When the stigmas of AIDS and HIV got the CDC’s attention in the 1990s, the agency rolled out a streamlined plan for preventing communicable diseases by using a single vaccine or easy-to-use medication, known as “active surveillance.” The idea was to engage city residents in routine immunizations — even those with health insurance — and keep the lists up to date to capture strains that aren’t kept in the bloodstream.
In Chicago, which has a relatively limited number of doctors and low rates of insured residents, this approach has been “brilliant,” says Dr. Wesley N. Bellamy, a professor at the University of Chicago Medical School and an expert on HIV.
But in 2014, the city became well aware that, unless it created a system that followed these basic guidelines, it would not be able to respond well to outbreaks. So it took advantage of a rare window of time. The Trump administration had put its eggheads to work on a proposal that shifted responsibility from the CDC to cities. The White House even held a presidential panel of national leaders to create a new plan for combating HIV and other infectious diseases, including new vaccines, by trusting local health departments to pick the best one.
Chicago then invested in the startup in a national pilot program, applying lessons learned in other cities as well. The pilot – dubbed “Community-to-Community Immunization” – tested the effectiveness of tailored plans.
This “one-stop” approach “was potentially the first real cluster-shot of vaccine history since measles-mumps-rubella,” says Gerard Gallucci, who headed the CDC’s HIV and AIDS branch and was one of the first people at the agency to think of integrated strategies for controlling epidemics.
Chicago has enjoyed “fewer, smaller outbreaks” since the cluster, which appeared after the city began adding the primary contender of vaccine into its approach: Cervarix. It is approved in many countries for use in adolescence and adolescent men, although the approval is still pending in the United States. But it is often unavailable.

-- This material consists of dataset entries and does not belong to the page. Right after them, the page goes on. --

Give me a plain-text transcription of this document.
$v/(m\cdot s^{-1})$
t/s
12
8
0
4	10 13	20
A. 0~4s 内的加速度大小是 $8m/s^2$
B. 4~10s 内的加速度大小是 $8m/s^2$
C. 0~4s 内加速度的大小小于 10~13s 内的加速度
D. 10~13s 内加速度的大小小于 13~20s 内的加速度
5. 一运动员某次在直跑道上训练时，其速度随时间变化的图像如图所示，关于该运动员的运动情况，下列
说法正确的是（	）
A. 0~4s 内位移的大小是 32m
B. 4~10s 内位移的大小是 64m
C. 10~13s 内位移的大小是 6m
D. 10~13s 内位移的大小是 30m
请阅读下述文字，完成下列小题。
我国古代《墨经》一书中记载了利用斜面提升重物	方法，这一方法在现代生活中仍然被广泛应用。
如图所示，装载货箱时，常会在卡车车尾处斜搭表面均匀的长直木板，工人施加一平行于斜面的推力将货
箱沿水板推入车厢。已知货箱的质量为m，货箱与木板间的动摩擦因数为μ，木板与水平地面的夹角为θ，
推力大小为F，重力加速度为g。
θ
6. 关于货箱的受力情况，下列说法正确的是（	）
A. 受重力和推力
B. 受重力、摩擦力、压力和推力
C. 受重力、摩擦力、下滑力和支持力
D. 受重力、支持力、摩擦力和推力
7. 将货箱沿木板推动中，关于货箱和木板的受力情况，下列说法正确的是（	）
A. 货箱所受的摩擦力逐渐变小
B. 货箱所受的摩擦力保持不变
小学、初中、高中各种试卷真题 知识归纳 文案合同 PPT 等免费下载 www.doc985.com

Now, the city is running the pilot again: Cervarix is still being used, along with a booster called efavirenz, in addition to other kids’ vaccines. But it is barely being advertised as efavirenz, and so many patients don’t get it. To address that gap, the city has signed up 500 health workers as part of its Community to Community program.
It’s a sensitive program, already facing the chilly political winds from Donald Trump and his view of government programs as bureaucratic bloat. Still, it’s the model that the city hopes will help it cope with emerging threats like Zika, which city health officials say are most likely to hit Chicago residents in summer when mosquitoes are biting the most.
Now that he’s in office, Mr. Trump has yet to pay much attention to the community-to-community approach, which is still in pilot phase.
It’s vital to start making vaccine education a priority with our young people, said the newly minted health commissioner, Dr. Eden Wells. But, given the challenges of preparing a vaccine against a disease as unpredictable as Zika, it would be silly to make great strides with a piecemeal approach.
The city has accepted responsibility for vaccinating 750,000 residents by providing them with information and records of their vaccinations through a computer program to “greatly cut down on errors.”
Some of the program’s success is about money. Chicago spent $9 million last year on the incubator for the new CDC vaccine model — in a fight against an infection rate that is higher than the national average. The pilot plans for another $4 million may only add one new exchange in 2018 and is almost impossible for patients who use state clinics.